From Satellite Imagery to Disaster Insights

Abstract: The use of satellite imagery has become increasingly popular for disaster monitoring and response. After a disaster, it is important to prioritize rescue operations, disaster response and coordinate relief efforts. These have to be carried out in a fast and efficient manner since resources are often limited in disaster-affected areas and it's extremely important to identify the areas of maximum damage. However, most of the existing disaster mapping efforts are manual which is time-consuming and often leads to erroneous results. In order to address these issues, we propose a framework for change detection using Convolutional Neural Networks (CNN) on satellite images which can then be thresholded and clustered together into grids to find areas which have been most severely affected by a disaster. We also present a novel metric called Disaster Impact Index (DII) and use it to quantify the impact of two natural disasters - the Hurricane Harvey flood and the Santa Rosa fire. Our framework achieves a top F1 score of 81.2% on the gridded flood dataset and 83.5% on the gridded fire dataset.

• The paper introduces a novel Disaster Impact Index (DII) that quantifies structural changes from satellite imagery before and after disasters.
• It employs a Residual Inception Skip Network for semantic segmentation to accurately detect changes in man-made features.
• Experimental results on Hurricane Harvey and Santa Rosa datasets demonstrate high F1 scores (81.2-83.5%) in disaster impact detection.

From Satellite Imagery to Disaster Insights

Introduction

The paper "From Satellite Imagery to Disaster Insights" presents a framework for disaster monitoring and response using satellite imagery. The research proposes a method employing Convolutional Neural Networks (CNNs) to detect changes in man-made features from satellite images taken before and after natural disasters. These changes are used to develop a novel metric called the Disaster Impact Index (DII), which quantifies the impact of disasters such as floods and fires. This approach is designed to address the limitations of manual disaster mapping, which are time-consuming and error-prone.

Proposed Approach

The core of the proposed method involves semantic segmentation of satellite images to identify and compare man-made structures such as roads and buildings before and after a disaster event. This paper uses a Residual Inception Skip Network architecture to achieve semantic segmentation, leveraging pre-trained models on road and building datasets. The method involves computing the difference between the segmentation masks produced from pre- and post-disaster images. This computation helps to form a change mask that identifies significant structural changes attributable to disasters.

Figure 1: Flow diagram of the proposed approach for disaster impact analysis using CNNs.

The change detection process involves several steps, including dilation of pre-disaster masks and the removal of small noise components. The resulting change mask is used to compute the Disaster Impact Index, a quantitative measure of disaster impact on specified grid regions.

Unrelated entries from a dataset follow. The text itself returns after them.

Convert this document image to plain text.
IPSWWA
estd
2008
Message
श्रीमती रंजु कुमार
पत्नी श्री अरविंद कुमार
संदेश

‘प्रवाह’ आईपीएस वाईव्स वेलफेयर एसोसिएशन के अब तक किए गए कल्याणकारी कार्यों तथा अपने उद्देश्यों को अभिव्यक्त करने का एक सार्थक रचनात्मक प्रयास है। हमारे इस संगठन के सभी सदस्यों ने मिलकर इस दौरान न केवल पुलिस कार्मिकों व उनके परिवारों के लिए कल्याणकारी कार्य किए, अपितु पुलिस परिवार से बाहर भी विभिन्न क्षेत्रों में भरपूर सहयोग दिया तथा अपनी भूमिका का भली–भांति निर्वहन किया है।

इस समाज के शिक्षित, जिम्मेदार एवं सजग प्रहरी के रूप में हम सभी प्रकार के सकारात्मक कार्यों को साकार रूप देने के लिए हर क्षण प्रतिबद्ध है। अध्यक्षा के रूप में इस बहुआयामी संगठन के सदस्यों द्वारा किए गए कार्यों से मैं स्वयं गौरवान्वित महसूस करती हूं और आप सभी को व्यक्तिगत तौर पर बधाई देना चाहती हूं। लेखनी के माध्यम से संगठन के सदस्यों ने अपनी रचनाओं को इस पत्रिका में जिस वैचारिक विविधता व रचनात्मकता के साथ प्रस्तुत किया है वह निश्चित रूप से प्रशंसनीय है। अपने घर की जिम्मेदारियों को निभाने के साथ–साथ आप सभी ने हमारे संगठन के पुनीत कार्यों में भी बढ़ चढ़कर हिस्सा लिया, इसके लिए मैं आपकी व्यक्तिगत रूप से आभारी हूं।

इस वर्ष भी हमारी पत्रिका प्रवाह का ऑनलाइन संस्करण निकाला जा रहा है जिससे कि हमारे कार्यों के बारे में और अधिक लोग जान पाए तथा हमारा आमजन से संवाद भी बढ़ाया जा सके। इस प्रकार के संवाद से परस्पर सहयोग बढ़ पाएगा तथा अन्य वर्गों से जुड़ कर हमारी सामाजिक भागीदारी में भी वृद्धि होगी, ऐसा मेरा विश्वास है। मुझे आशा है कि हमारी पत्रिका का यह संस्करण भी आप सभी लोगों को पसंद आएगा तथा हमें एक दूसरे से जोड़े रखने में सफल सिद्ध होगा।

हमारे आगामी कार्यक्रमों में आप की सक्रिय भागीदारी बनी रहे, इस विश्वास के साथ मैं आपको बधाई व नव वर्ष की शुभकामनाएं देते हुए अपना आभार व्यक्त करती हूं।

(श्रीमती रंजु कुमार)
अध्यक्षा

Disaster Impact Index (DII)

The DII metric provides a quantifiable measure of disaster impact by calculating the relative change in detected features within specified grid areas. The DII is computed as the normalized difference between pre- and post-disaster predictions within grid cells. A thresholding mechanism is applied to these indices to identify areas with significant damage.

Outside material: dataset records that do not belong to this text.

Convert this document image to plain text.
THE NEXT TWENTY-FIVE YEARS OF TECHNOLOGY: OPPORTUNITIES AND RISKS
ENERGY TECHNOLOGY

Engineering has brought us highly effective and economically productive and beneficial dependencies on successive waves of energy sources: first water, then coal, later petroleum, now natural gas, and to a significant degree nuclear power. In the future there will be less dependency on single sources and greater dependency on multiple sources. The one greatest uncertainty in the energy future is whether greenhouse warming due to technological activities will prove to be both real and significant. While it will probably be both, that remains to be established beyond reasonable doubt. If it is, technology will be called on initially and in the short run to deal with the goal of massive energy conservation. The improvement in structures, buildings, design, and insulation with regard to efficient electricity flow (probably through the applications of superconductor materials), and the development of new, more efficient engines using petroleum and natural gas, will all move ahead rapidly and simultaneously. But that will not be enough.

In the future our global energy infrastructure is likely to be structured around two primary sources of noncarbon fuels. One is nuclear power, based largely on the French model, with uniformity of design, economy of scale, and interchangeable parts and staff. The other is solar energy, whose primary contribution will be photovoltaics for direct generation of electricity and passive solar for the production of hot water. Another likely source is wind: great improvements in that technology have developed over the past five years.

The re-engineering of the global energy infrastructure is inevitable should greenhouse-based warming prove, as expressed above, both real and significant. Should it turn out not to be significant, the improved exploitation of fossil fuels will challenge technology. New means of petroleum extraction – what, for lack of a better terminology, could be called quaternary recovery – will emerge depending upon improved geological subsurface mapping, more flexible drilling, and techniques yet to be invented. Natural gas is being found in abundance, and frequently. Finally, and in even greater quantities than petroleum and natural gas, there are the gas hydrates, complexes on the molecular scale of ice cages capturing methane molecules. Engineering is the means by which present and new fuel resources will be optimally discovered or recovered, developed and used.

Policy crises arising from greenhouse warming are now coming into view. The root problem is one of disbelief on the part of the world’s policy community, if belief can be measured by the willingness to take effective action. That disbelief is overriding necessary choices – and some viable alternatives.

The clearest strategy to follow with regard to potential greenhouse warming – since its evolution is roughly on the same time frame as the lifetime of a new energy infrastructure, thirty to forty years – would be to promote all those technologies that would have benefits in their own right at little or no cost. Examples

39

The normalized aspect of the DII ensures that the metric is independent of region-specific characteristics and can be consistently applied across various scenarios.

Experimental Results

The proposed method was validated using datasets from two significant disaster events: Hurricane Harvey and the Santa Rosa fires. The Hurricane Harvey dataset focused on road changes to assess flood impact, while the Santa Rosa dataset used changes in building structures to evaluate fire impact.

Figure 2: DII application: (a) flood damage during Hurricane Harvey; (b) fire damage at Santa Rosa.

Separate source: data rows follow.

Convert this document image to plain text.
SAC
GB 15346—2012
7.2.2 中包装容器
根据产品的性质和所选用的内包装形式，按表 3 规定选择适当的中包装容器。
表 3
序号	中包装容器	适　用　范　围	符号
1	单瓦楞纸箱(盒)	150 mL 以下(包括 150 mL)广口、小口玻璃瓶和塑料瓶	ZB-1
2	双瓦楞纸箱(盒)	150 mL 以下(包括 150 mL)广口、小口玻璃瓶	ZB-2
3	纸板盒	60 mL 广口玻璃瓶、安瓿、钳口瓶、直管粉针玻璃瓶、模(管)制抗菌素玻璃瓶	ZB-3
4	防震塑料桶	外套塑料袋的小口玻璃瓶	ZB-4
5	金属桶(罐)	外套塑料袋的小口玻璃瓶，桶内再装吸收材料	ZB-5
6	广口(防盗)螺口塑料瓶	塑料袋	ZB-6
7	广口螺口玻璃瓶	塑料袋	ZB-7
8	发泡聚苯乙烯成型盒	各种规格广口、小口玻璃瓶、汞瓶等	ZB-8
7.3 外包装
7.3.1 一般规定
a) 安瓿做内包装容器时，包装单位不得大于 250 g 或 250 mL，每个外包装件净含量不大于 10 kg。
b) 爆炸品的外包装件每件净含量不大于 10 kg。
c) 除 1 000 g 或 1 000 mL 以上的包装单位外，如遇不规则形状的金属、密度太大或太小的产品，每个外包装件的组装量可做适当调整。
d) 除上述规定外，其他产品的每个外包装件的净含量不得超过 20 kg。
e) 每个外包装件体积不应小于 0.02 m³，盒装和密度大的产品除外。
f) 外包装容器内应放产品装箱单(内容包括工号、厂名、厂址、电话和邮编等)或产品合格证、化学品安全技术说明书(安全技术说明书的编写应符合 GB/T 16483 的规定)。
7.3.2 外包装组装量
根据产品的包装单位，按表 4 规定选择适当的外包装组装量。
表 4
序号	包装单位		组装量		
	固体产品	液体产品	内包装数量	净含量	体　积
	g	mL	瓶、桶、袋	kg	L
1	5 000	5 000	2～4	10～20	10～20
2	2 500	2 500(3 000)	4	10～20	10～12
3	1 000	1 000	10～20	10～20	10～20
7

The evaluation revealed high F1 scores in detecting impacted areas, demonstrating the method's effectiveness. The CNN-based detection exhibited strong correlation with ground truth data, confirming the method's viability in operational settings. For instance, the DII-based approach achieved an F1 score of 81.2% for flooding damage detection and 83.5% for fire damage detection.

Conclusion

The study effectively demonstrates the utility of CNNs in conjunction with satellite imagery for automatic disaster impact assessment. By focusing on the changes in man-made structures, the method provides a scalable and efficient alternative to traditional manual mapping techniques. Future work could extend this framework to other structural and natural features, thereby broadening the scope and applicability of the DII metric in varied disaster scenarios.